Natalie,

Every language has its own idiom (like each person his personality).
Although word for word (literal) translation helps to learn the vocabulary,
this does not make sense of the import or meaning of the passage.

In translation, we must first understand the sense of the passage. It is
this sense that we render into English, not the Pali words per se.
Academic scholar however would often do just this, which they claim
would be true to the letter.

However, practitioners who translate want to know what the Buddha or
the early monks intended to say through the forest of Pal words. This
will take some time of course.

There is the "middle way" in translation: we translate the sense, yet
try to reflect the beauty of the Pali form. Yes, not easy, that is why so
many people are trying. You can say that Buddhism has become a
translating religion, where people are beginning to trasslate the sacred
texts for themselves! Wow: talking of drinking water at the source.

Anyway, please don't be discouraged. We have to begin somewhere.
Learning Pali is like breathing: you keep on doing to until you become
relaxed with it. Accept it as a life long process if you aim is to know
the Buddha Word (that is the real aim of Pali).

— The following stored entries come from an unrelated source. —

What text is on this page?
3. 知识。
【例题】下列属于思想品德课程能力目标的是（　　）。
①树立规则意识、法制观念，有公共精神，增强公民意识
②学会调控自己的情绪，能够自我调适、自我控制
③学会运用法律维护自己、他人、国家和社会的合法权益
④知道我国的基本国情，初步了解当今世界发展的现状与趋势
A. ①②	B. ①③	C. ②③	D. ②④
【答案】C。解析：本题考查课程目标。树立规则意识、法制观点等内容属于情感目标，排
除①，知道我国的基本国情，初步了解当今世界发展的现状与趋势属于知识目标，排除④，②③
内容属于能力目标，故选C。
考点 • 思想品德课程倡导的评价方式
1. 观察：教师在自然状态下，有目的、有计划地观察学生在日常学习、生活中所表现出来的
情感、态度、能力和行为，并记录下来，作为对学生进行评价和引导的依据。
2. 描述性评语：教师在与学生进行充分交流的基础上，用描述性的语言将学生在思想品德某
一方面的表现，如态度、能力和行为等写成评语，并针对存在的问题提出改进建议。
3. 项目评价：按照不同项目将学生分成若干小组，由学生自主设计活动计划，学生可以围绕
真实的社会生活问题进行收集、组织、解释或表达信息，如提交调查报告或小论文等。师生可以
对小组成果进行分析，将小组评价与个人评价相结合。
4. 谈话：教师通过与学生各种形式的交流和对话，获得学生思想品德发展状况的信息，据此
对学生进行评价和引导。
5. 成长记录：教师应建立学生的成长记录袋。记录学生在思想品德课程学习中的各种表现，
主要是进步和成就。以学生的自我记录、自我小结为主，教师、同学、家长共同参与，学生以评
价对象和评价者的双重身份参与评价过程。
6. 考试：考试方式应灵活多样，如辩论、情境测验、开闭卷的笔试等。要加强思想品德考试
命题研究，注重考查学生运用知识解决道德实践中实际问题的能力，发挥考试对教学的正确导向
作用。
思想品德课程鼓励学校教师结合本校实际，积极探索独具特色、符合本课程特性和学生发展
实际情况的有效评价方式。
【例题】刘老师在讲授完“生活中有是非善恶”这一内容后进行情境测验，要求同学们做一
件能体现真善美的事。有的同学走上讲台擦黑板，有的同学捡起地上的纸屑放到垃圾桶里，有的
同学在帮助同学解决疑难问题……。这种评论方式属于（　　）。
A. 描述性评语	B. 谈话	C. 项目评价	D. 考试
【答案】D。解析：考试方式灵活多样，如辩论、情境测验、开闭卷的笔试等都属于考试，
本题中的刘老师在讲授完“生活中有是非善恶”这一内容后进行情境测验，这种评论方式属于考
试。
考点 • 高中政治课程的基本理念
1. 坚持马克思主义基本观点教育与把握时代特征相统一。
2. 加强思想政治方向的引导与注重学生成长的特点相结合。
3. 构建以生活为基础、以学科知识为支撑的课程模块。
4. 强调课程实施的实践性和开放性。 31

To know Pali simple as Pali, a college course would be sufficient. To learn
Pali for self-liberation is more fun, even if we do not get paid for it.

I try not to look at Pali as grammar, but as living words sounds coming from
the Buddha and the early saints.

With metta,

Piya


On Jan 30, 2008 10:33 PM, Nina van Gorkom <vangorko@...> wrote:

> Dear Natalie,
> Op 30-jan-2008, om 6:24 heeft natalie_indeed het volgende geschreven:
> > N: 3. What's up with the "yena" and "tena"? These haven't even been
> > introduced in the book yet as a pair!
> ------
> Nina: instrumental, denoting direction. lesson 8. In pali you find
> this pair frequently, and the relative comes first. Where--there. It
> can be untranslated. Very useful to remember.
>












Also this is an example of a correlative sentence: very Pali. In Pali, we
simply render it by regarding the Ya and Ta as simply "the" in most cases,
or disregard them.

For example,

yena bhagavaa ten'upasa.nkami = (lit) where the Blessed One was, he
approached there.
Idiomatic English: "He went up to (or approached) the Blessed One."